Plankaart en voorschriften archeologie
Op de plankaart moeten terreinen met een archeologisch belang expliciet worden aangegeven. Dit kan via de aanduidingen 'Archeologisch onderzoeksgebied' respectievelijk 'Archeologisch waardevol terrein' op de plankaart op te nemen, binnen een dubbelbestemming Waarde. De hiervoor opgenomen “Archeologische waardenkaart” is daarvoor de basis. De aanduidingen sec hebben geen juridisch bindende status. Deze ontstaat door in de Algemene bepalingen een specifiek voorschrift met een verwijzing naar de plankaartaanduidingen op te nemen. Vervolgens wordt in dat voorschrift aangegeven tot welke gebruiksbeperkingen deze aanduidingen leiden. In de doeleindenomschrijving bij de verschillende bestemming(en) moet worden verwezen naar de aanduiding en worden verwoord dat realisering van de bestemming slechts kan plaatsvinden als is voldaan aan het bepaalde in artikel xx of yy. De keuze voor 'aanduiding' bij de weergave van archeologie op de plankaart en in de voorschriften is in lijn met de landelijke richtlijnen voor digitale uitwisselbare ruimtelijke plannen (BRBP 2006 en SVBP 2008).
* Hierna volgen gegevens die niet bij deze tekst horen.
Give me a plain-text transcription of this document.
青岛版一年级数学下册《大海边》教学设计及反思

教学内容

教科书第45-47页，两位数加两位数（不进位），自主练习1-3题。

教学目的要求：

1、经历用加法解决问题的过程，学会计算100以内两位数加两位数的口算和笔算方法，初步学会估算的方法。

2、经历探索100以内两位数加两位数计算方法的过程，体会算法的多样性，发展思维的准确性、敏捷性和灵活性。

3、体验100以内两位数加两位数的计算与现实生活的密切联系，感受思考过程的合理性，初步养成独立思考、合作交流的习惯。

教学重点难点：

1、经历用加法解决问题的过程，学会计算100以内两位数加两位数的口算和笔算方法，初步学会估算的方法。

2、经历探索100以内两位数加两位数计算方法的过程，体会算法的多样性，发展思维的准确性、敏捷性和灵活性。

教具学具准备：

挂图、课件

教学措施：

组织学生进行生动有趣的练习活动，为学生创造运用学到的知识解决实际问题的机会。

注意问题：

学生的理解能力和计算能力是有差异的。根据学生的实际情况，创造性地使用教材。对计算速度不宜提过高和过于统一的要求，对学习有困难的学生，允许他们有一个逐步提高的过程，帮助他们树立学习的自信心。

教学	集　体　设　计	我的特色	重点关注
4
Tot op heden werden zones met een middelhoge en hoge archeologische verwachting doorgaans niet op de bestemmingsplankaart aangegeven. Uit de Memorie van Toelichting bij de Wet op de archeologische monumentenzorg (29.259-3) blijkt dat de wetgever het opnemen van verwachtingsgebieden expliciet toelaat. Ook de Raad van State heeft het belang van het belang hiervan recentelijk nog in de zaken Coevorden (200507106/1) en Tiel (200509593/1) onderstreept. In de Toelichting bij het bestemmingsplan moet helder worden uiteengezet of het om bekende of verwachte archeologische waarden gaat en moet verder worden ingegaan op (eerder) uitgevoerd onderzoek, de motivatie bij te behouden archeologische waarden en de inpassing daarvan in het (stedenbouwkundig) plan. In onderstaande standaardvoorschriften zijn deze verwachtingszones vertaald in de aanduiding 'Archeologisch onderzoeksgebied'.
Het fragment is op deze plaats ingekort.